- Peter Sullivan foi condenado em 1986 pelo homicídio de Diane Sindall e passou 38 anos encarcerado após interrogatórios sem advogado.
- Em dois mil e vinte e três, testes de ADN provaram a sua inocência e, em maio de dois mil e vinte e cinco, foi libertado.
- Surgem novas alegações de agressões durante o interrogatório e pedidos de desculpas; pode haver indemnização de até 1,3 milhão de libras.
- O caso de Diane Sindall permanece sob reabertura, sem detenções associadas até o momento.
- A polícia de Merseyside afirmou não ter conhecimento de agressões ou ameaças, indicando que o aconselhamento legal foi recusado nas primeiras entrevistas.
Peter Sullivan, condenado em 1986 pelo homicídio de Diane Sindall, no Reino Unido, foi libertado em maio de 2025 após 38 anos na prisão. A libertação ocorreu após testes de ADN de 2023 validarem a sua inocência, revelando falhas graves no processo de confissão obtida sob interrogatórios sem advogado.
Sullivan, hoje com 68 anos, afirma ter sido submetido a interrogatórios agressivos e a confissões forçadas. Em entrevista à BBC, descreveu repetidos episódios de resistência física, privação de alimentação e pressão para admitir crimes que alegadamente não cometeu. O caso de Diane Sindall permanece sob reabertura, com investigação ativa de novas hipóteses.

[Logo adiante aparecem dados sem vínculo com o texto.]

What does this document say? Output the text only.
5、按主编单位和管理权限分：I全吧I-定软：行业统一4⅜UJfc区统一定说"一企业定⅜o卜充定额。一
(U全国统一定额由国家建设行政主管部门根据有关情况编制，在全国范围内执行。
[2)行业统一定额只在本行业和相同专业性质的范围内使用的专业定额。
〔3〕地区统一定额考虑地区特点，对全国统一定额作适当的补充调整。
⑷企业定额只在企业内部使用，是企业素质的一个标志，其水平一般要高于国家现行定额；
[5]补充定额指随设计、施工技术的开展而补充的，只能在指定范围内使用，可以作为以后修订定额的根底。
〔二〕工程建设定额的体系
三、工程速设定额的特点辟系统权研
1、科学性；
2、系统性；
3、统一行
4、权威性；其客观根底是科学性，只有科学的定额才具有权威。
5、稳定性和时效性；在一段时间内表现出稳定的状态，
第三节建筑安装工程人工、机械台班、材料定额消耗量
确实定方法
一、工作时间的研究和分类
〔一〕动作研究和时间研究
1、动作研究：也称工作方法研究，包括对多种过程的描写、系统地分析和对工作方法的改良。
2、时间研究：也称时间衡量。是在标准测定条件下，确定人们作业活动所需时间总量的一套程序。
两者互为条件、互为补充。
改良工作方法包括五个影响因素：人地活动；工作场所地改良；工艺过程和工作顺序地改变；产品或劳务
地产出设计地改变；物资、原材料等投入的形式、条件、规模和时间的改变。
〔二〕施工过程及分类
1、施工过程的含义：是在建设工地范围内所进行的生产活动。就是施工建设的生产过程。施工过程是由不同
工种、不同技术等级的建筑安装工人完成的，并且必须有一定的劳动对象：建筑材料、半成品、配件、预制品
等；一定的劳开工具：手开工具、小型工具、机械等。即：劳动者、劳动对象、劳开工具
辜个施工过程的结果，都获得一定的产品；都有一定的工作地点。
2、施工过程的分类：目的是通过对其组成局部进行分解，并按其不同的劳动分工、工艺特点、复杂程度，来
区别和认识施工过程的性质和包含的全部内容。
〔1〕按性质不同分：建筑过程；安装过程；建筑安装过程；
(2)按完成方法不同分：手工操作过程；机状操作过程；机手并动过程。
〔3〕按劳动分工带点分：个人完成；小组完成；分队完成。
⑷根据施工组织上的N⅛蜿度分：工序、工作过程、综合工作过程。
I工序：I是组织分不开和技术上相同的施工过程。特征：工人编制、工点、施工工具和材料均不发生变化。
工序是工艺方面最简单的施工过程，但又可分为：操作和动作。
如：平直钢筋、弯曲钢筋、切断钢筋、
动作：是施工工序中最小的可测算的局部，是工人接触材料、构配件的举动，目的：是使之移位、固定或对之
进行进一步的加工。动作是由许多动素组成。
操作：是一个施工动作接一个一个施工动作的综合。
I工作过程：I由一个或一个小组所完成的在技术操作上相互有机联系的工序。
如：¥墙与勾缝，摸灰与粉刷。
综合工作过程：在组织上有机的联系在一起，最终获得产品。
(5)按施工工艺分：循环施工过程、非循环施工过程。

A polícia de Merseyside negou conhecer alegações de agressões na época, mantendo que não há registos dessas situações. O Ministério Público já abriu caminhos para possível indemnização ao condenado, com teto de até 1,3 milhões de libras, conforme legislação britânica para condenações injustas. O caso de Diane Sindall depende de novas evidências e não houve detenções recentes.
Contexto do caso: Diane Sindall, de 21 anos, foi encontrada seminua num beco em Birkenhead, em 1986. Roupas foram localizadas posteriormente em zona de arvoredo, a uma distância, e testemunhos recolhidos após reportagem contribuíram para a detenção de Sullivan. O histórico de 22 interrogatórios em quatro semanas acompanhou o processo de condenação.
A reavaliação de 2023, por comissão de casos criminais, levou aos testes de ADN das amostras do corpo, que indicaram inocência. Em maio de 2025, o juiz ordenou a libertação de Sullivan. A vítima permanece objeto de reabertura investigativa, com sem novas detenções anunciadas até ao momento.